Jota Saavedra

Si alguien le hubiera dicho a Juan Pablo “Jota” Saavedra, deportista profesional, hace algunos años que terminaría participando en un programa de canto en televisión, probablemente se habría reído.

Durante gran parte de su vida los escenarios no fueron estudios de televisión, sino montañas, pistas de descenso y competencias de mountain bike, disciplina en la que construyó una carrera basada en la disciplina, la perseverancia y una personalidad que nunca se ha conformado con hacer las cosas a medias.

Hoy, sin embargo, la historia tomó un rumbo distinto. Jota se prepara para enfrentar uno de los desafíos más inesperados de su vida: demostrar en Fiebre de Canto que detrás del deportista y del chico reality también hay un artista que lleva años esperando su oportunidad.

Antes de aparecer en televisión fue instructor de mountain bike, deporte que marcó gran parte de su vida. Su llegada a la pantalla chica ocurrió con Mundos Opuestos, reality que permitió al público conocer a un joven competitivo, seguro de sí mismo y con una personalidad mucho más relajada de lo que muchos imaginaban. Sin embargo, él siente que esa experiencia mostró solo una parte de quien realmente es.

Además, es sobrino de la actriz Francisca García-Huidobro, una de las figuras más reconocidas de la televisión chilena. Pese a ello, asegura que siempre ha preferido abrirse camino a partir de sus propias experiencias y construir su carrera con identidad propia.

La música como refugio y herencia familiar

Detrás de su pasión por la música hay una historia que pocos conocen. A los ocho años sufrió un fuerte episodio de bullying escolar que marcó su infancia y afectó profundamente su autoestima.

En medio de ese difícil momento encontró refugio en la música. Pasaba los recreos en la sala de música, donde comenzó a tocar guitarra, aprendió distintos instrumentos e integró la banda del colegio.

Desde entonces, la música dejó de ser un simple pasatiempo y se convirtió en la herramienta que lo ayudó a recuperar la confianza y reconstruir su autoestima.

Cantar nunca estuvo demasiado lejos de su vida. Creció en una familia donde la música era parte de la rutina diaria. Su abuelo materno tocaba guitarra, tenía muy buen oído y disfrutaba cantar, una pasión que más tarde heredó su madre, Paula, quien fomentó su pasión por la música desde que era niño.

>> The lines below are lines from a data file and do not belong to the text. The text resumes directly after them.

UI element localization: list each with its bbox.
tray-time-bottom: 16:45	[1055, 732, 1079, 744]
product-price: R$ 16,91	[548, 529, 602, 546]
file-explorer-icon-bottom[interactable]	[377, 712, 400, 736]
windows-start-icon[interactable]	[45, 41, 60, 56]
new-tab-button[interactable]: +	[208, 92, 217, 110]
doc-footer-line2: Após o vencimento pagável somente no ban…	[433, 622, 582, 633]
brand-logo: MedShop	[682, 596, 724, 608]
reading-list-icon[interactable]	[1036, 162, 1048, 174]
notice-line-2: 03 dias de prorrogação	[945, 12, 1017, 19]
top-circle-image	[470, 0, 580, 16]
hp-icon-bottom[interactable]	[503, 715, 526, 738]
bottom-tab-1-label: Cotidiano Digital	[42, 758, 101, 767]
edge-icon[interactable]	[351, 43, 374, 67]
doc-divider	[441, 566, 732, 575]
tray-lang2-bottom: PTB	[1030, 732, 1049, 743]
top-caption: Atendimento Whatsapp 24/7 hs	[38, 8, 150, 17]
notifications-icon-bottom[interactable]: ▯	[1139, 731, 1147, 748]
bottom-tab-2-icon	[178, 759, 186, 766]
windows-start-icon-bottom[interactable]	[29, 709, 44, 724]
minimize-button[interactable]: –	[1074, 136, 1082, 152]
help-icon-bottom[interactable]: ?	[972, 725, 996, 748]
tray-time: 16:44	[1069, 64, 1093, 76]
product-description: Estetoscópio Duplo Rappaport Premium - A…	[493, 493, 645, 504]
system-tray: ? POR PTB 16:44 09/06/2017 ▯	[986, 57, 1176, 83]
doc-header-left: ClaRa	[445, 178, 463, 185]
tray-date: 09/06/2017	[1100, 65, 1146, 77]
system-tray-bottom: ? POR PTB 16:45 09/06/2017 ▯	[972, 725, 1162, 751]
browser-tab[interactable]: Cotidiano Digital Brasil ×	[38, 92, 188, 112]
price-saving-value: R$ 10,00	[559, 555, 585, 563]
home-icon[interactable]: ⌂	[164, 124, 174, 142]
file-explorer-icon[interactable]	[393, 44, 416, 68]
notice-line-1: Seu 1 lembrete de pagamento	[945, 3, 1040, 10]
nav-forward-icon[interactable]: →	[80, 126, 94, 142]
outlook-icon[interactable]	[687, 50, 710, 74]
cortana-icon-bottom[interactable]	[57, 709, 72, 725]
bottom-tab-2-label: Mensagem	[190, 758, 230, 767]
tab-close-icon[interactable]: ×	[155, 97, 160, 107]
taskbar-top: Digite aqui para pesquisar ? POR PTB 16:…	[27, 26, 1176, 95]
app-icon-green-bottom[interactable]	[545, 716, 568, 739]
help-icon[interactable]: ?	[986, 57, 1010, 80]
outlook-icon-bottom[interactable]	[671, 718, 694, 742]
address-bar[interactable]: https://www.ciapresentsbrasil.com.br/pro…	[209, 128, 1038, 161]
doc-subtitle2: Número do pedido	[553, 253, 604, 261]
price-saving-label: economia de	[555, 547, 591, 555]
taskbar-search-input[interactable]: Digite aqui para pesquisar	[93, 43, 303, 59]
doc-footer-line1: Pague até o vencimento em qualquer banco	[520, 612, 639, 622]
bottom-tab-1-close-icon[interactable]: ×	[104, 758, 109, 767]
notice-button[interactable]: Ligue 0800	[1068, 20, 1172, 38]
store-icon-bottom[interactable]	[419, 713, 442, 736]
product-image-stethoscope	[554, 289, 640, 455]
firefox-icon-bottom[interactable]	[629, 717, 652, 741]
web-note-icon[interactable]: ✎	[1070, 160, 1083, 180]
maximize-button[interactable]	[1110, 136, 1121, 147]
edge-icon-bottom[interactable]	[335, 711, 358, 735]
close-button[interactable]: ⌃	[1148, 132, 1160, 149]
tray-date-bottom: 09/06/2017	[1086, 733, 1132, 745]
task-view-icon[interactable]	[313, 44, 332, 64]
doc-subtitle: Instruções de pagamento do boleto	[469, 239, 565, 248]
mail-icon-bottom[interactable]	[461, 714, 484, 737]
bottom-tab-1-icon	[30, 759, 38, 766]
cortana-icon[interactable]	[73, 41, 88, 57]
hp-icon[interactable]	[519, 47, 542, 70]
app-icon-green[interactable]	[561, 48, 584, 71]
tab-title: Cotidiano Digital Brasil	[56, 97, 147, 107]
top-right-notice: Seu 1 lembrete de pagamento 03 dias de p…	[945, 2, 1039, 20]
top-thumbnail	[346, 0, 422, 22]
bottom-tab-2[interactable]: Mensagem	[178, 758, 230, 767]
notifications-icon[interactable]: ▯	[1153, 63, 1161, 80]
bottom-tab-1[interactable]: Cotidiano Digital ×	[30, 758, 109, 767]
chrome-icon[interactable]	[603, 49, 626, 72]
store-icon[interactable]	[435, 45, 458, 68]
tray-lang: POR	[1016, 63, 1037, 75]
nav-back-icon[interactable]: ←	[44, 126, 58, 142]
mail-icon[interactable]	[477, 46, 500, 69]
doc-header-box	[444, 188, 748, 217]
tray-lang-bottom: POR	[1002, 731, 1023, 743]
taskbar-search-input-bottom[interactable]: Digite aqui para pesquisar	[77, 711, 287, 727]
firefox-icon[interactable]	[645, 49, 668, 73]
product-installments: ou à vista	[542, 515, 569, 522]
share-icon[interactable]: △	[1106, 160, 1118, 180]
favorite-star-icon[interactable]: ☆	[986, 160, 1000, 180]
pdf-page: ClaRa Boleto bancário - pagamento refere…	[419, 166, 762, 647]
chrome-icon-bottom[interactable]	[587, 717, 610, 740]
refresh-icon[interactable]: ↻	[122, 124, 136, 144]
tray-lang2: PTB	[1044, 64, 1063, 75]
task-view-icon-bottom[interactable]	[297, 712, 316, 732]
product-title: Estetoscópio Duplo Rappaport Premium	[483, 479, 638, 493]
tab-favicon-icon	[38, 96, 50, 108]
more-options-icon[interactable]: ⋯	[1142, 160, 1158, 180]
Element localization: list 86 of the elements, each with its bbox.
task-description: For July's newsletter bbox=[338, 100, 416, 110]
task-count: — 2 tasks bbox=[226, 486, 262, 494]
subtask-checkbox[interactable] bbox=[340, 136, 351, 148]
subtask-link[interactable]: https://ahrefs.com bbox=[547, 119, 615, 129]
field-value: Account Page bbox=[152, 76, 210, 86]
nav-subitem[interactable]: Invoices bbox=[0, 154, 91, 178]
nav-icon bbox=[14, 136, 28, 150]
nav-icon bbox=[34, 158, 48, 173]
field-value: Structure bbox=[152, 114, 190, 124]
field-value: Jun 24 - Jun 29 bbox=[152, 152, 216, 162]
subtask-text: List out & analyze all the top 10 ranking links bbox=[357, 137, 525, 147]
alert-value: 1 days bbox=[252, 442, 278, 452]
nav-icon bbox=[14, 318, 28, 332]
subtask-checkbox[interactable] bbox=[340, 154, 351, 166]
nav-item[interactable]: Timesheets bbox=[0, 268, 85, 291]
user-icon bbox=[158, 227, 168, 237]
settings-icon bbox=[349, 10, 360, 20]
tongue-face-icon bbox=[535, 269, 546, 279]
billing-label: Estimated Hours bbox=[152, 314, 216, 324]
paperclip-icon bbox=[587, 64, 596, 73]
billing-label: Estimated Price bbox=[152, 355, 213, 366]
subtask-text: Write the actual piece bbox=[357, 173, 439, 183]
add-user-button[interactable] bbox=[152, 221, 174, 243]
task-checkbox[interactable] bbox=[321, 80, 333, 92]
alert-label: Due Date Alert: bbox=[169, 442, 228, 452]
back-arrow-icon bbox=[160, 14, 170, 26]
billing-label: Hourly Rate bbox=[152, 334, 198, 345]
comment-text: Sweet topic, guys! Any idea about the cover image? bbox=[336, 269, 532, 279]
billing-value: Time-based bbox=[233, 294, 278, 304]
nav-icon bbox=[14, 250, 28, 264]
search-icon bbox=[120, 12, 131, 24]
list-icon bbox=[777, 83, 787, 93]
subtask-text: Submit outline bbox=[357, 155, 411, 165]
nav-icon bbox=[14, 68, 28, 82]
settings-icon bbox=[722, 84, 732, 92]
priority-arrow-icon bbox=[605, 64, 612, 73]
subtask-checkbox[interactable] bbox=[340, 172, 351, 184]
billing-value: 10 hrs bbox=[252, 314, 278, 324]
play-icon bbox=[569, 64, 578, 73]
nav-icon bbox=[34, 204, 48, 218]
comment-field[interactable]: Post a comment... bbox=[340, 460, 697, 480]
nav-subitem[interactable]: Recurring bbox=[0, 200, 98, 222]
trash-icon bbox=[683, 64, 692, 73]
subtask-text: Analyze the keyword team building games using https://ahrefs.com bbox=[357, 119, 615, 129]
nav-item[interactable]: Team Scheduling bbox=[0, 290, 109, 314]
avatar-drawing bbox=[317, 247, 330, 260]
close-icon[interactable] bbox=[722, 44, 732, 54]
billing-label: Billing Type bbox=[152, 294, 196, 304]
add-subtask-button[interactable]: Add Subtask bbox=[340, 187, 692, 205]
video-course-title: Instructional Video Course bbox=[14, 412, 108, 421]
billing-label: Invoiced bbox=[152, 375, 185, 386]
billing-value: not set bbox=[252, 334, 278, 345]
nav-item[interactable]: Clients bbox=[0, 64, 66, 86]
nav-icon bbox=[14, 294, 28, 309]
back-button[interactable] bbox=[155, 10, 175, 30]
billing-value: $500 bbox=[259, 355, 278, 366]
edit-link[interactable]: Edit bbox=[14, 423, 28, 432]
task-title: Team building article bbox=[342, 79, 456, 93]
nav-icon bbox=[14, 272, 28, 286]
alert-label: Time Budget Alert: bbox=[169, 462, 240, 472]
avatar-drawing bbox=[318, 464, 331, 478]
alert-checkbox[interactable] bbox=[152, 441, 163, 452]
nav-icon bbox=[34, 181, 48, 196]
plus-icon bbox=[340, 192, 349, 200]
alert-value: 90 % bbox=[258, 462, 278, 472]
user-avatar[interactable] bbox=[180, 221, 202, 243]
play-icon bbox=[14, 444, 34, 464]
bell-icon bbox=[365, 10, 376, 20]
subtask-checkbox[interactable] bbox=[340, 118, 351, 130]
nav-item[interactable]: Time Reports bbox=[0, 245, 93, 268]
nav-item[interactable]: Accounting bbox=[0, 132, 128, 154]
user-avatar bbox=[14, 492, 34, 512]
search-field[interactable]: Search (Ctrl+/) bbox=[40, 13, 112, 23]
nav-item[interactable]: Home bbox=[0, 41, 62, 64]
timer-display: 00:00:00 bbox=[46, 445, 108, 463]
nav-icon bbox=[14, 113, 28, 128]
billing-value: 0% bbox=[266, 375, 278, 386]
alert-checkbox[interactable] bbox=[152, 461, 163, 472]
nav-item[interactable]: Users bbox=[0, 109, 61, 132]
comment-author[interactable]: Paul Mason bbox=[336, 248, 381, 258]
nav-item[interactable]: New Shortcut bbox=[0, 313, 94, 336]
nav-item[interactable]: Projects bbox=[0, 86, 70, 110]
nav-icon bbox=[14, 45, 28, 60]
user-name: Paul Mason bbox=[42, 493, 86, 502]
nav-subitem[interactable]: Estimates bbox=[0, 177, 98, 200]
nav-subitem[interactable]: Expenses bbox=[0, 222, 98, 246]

Ese camino lo llevó a formar parte, en 2018, de un montaje musical inspirado en El Rey León, dirigido por Andrés Rillón. Allí recibió preparación vocal y descubrió que sobre un escenario se sentía tan cómodo como arriba de una bicicleta. Aun así, durante años decidió mantener esa faceta en un segundo plano.

Entre sus artistas favoritos están bandas como Journey y Men at Work, cuya música lo transporta de inmediato a su infancia junto a su padre. También disfruta interpretar canciones de Maluma y Pablo Alborán, artistas que asocia a su madre y que forman parte de la banda sonora de su historia familiar.

La oportunidad que siempre esperó

Cuando apareció la posibilidad de Fiebre de Canto, no lo dudó demasiado. Confiesa que hace años arrastraba una deuda personal consigo mismo. Incluso antes había pensado en postular a programas de talento musical, pero distintas circunstancias personales fueron postergando ese sueño. “Siempre tuve ese bichito de saber si realmente era tan bueno para cantar como la gente decía”, comenta.

Si hay algo que caracteriza a Jota es su capacidad para asumir desafíos con absoluta convicción. Mientras otros participantes hablan de aprender o disfrutar la experiencia, él es directo.

“Si entro, entro para ganar.”

No lo dice desde la arrogancia, sino desde una filosofía de vida que ha construido durante años en el deporte de alto rendimiento: competir siempre contra uno mismo.